The next series of analyses were based only on the cross-sectional data at each wave (Wave[1] to Wave[4]) for Total Word Recall, and numerical results are presented for each wave in Tables ((4)4) and ((5).5). The first column in Table (4) is a decomposition of Word[1] for N=6,440 twin pairs. Once again, a baseline model was fit with one mean and one independent variance only. The second model added the shared family component, and this improved the fit (χ2=319 on df=1). The third model included an additive genetic component, and this also improved the fit (χ2=3,299 on df=1). Once again, the overall misfit of this biometric restricted model is very small (χ2=29 on df=4).

Table [4]
Results of Univariate Twin Models for Word Recall at Each Wave
Table [5]
Results Including Covariates in Univariate Twin Models for Word Recall

Models with covariates of Age and Education are included in Table (5). In the case of Word Recall at Wave[1], the addition of Age as a linear covariate in the model also improved the fit (χ2=233 on df=1), and then Educational level was added as well (χ2=107 on df=1). The results of the final biometric structure of Word Recall at Wave[1] is presented in Figure (5). The mean parameters listed here include an intercept at Age 70 (β0=25.4), and a linear decline with age (β1=−6.6 per decade). The variance parameters include the contribution of additive genetic effects (σa2=33.1), of non-age related shared family genetic effects (σs2=6.5), and of independent non-shared family genetic effects (σe2=132.4).

Figure [5]
Results for All Words Recalled from all twin data at Wave [1] (N=6,440, D=11,597)

If we ignore the age related variance (7%), the biometric variance of Word[1] can be decomposed as percentages as ηa2=22% (h2), ηs2=11%, and ηe2=67%. It is important to note that in these univariate analyses this estimate for the non-shared variance includes whatever might be attributable to measurement error, so this large portion of non-shared variance probably does not accurately represent the biometric concepts intended (see McArdle & Goldsmith, 1990).

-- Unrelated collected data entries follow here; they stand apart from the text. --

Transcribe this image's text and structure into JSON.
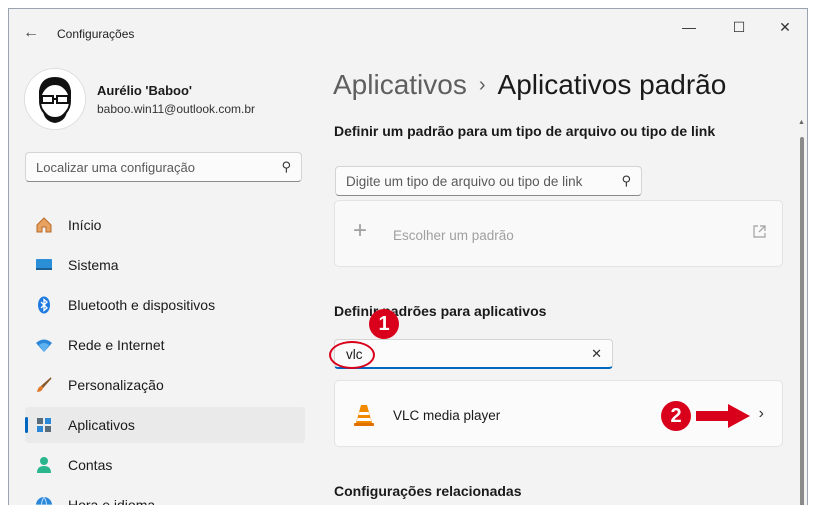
{
  "window": {
    "title": "Configurações",
    "controls": {
      "minimize": "—",
      "maximize": "☐",
      "close": "✕"
    }
  },
  "user": {
    "name": "Aurélio 'Baboo'",
    "email": "baboo.win11@outlook.com.br"
  },
  "sidebar": {
    "search_placeholder": "Localizar uma configuração",
    "items": [
      {
        "label": "Início",
        "icon": "home-icon"
      },
      {
        "label": "Sistema",
        "icon": "system-icon"
      },
      {
        "label": "Bluetooth e dispositivos",
        "icon": "bluetooth-icon"
      },
      {
        "label": "Rede e Internet",
        "icon": "wifi-icon"
      },
      {
        "label": "Personalização",
        "icon": "brush-icon"
      },
      {
        "label": "Aplicativos",
        "icon": "apps-icon",
        "selected": true
      },
      {
        "label": "Contas",
        "icon": "account-icon"
      },
      {
        "label": "Hora e idioma",
        "icon": "globe-icon"
      }
    ]
  },
  "breadcrumb": {
    "parent": "Aplicativos",
    "separator": "›",
    "current": "Aplicativos padrão"
  },
  "file_type_section": {
    "heading": "Definir um padrão para um tipo de arquivo ou tipo de link",
    "search_placeholder": "Digite um tipo de arquivo ou tipo de link",
    "choose_label": "Escolher um padrão"
  },
  "app_section": {
    "heading": "Definir padrões para aplicativos",
    "search_value": "vlc",
    "results": [
      {
        "name": "VLC media player"
      }
    ]
  },
  "related_section": {
    "heading": "Configurações relacionadas"
  },
  "annotations": {
    "badge_1": "1",
    "badge_2": "2",
    "color": "#d9001b"
  },
  "colors": {
    "accent": "#0067c0",
    "background": "#f3f3f3"
  }
}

To get an initial idea about the likely age related changes to expect in the subsequent longitudinal models, we carried out the previous cross-sectional analyses within each wave (i.e., presented in the other columns of Tables ((4)4) and ((5)).5)). Although these estimates were calculated separately and without cross-time restrictions, the biometric results for Word[2], Word[3], and Word[4] exhibited the same basic structure as found in Word[1] above. One unusual result in Table (4) was that there seemed to be a complete elimination of the shared family variance when we examined the last wave with Word[4]. The fit of all models was improved a great deal when Age and Education are included. In Table (5) we see consistent and large negative effects of Age on Word Recall (−8% per decade) together with large positive effects of Education on Word Recall (+1% per year). When this family and individual variation was taken into account, the residual cross-sectional results were remarkably consistent across waves – there was no significant shared variation, the additive genetic variation was small (~20%), and most of the individual variation was due to independent environments or measurement error (~80%).

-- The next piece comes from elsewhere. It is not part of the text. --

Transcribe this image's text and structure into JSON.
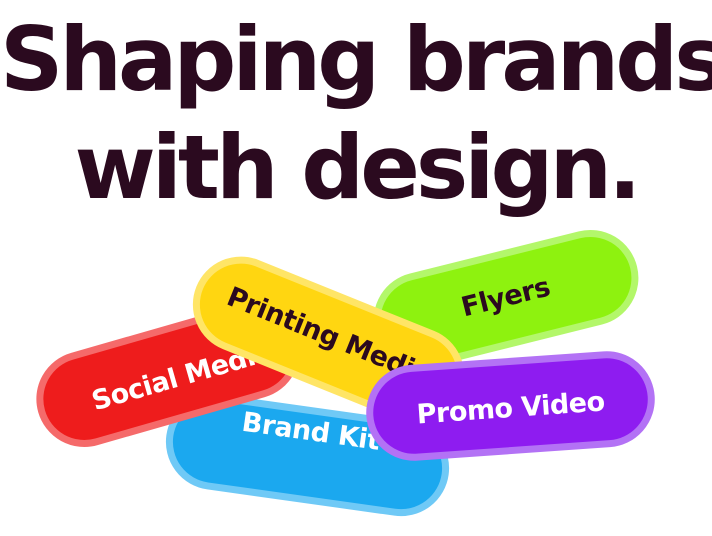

As another cross-sectional view of the age-related longitudinal changes, the same kind of cross-sectional analysis was repeated for many different groups with “similar ages.” We created subgroups by centering on a specific age, and then considered individuals and pairs who were within two years of that age. Using sampling weights based on a normal smoother (W=[.04, .19, .50, .19, .04]) we could assure that all statistical information was based on a reasonable sample size. This exploratory analysis is conceptually simple, and we simply invoked the SAS Macro language and placed a DO-Loop around the SAS PROC MIXED code used above without the age covariate. The overall result of this sequential set of cross-sectional biometric analysis showed substantial variations in the additive variance within each age, not very much shared family variance within each age, and large non-shared variance (plus measurement error) within each age. Unfortunately, these sequential cross-sectional genetic estimates did not show distinct pattern over ages.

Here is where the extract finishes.